Usually Snuffy’s brushes with the law are depicted with the same jocular gloss as the rest of Hootin’ Holler’s dysfunctional culture. The crimes are generally relatively low-impact stuff like bootlegging and chicken thievery, and Snuffy goes to jail for a few days and there’s tongue-lolling hilarity all around. Today … today is different. The Holler’s judge, the only real representative of outside authority in this lawless community, looks genuinely horrified by the case he’s just finished presiding over: has his previous indulgent attitude led to this? Even Snuffy and Loweezy look like they’re suffering true shame.
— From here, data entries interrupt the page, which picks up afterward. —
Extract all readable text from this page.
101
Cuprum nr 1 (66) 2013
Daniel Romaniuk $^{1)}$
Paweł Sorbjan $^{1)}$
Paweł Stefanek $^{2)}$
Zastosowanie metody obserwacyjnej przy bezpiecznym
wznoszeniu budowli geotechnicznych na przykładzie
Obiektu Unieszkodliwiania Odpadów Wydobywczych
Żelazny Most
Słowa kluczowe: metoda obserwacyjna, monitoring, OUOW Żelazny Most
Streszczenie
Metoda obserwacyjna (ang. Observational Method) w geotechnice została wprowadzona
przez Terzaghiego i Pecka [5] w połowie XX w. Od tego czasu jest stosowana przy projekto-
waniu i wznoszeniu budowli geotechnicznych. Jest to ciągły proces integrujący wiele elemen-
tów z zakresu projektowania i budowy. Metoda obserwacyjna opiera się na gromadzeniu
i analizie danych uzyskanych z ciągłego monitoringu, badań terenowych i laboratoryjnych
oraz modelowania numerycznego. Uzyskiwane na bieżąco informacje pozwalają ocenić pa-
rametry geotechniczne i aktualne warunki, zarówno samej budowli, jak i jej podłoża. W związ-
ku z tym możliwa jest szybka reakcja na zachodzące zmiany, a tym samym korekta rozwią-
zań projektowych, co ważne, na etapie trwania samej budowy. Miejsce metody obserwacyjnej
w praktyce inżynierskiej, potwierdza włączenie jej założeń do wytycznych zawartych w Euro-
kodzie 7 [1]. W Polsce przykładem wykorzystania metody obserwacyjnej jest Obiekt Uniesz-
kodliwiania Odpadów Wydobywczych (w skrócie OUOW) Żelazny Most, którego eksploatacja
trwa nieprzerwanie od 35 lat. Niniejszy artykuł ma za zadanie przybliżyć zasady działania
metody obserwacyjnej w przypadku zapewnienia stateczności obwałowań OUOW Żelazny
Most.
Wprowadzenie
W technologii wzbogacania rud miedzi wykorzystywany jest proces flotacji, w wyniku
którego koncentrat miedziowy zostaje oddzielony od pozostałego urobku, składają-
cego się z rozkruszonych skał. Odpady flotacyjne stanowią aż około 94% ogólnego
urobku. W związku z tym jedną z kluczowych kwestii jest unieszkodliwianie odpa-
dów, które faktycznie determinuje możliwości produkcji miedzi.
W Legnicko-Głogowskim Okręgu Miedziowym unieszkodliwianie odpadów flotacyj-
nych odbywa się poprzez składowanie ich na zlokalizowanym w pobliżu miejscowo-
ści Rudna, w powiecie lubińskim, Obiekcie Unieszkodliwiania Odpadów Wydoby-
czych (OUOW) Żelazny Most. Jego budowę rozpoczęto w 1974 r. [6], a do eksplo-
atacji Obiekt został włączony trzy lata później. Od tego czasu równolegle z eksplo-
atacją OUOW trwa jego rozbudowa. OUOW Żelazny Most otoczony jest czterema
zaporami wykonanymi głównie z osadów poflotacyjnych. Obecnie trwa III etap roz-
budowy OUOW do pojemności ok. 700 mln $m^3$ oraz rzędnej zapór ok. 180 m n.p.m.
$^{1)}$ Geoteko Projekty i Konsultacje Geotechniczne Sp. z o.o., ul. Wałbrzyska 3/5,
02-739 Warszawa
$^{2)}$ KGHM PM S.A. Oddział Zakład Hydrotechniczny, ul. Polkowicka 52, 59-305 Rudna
My assumption is that the generations-old Smif-Barlow fued finally escalated to the point where Sheriff Tate stumbled upon a ramshackle cabin on the creek where Barlow corpses were stacked like cordwood.

Spider-Man, 9/2/17

Wait, Kala and Mole-Man were engaged? You know, for a gnomish, homely, nearly blind cave-dweller, he still gets his fair share of attention from the ladies! This makes Kala’s insistence that her husband not disrupt the Mole-Man/Aunt May wedding all the more poignant. Why can’t everyone in this strip be as emotionally advanced as her?

Pluggers, 9/2/17

It’s no “Rhino-Man hocks his TV,” but “pluggers feel overpowering shame over something that’s entirely harmless and increasingly socially normalized” is pretty high up there in the pantheon of Extremely Grim Pluggers Punchlines, in my opinion.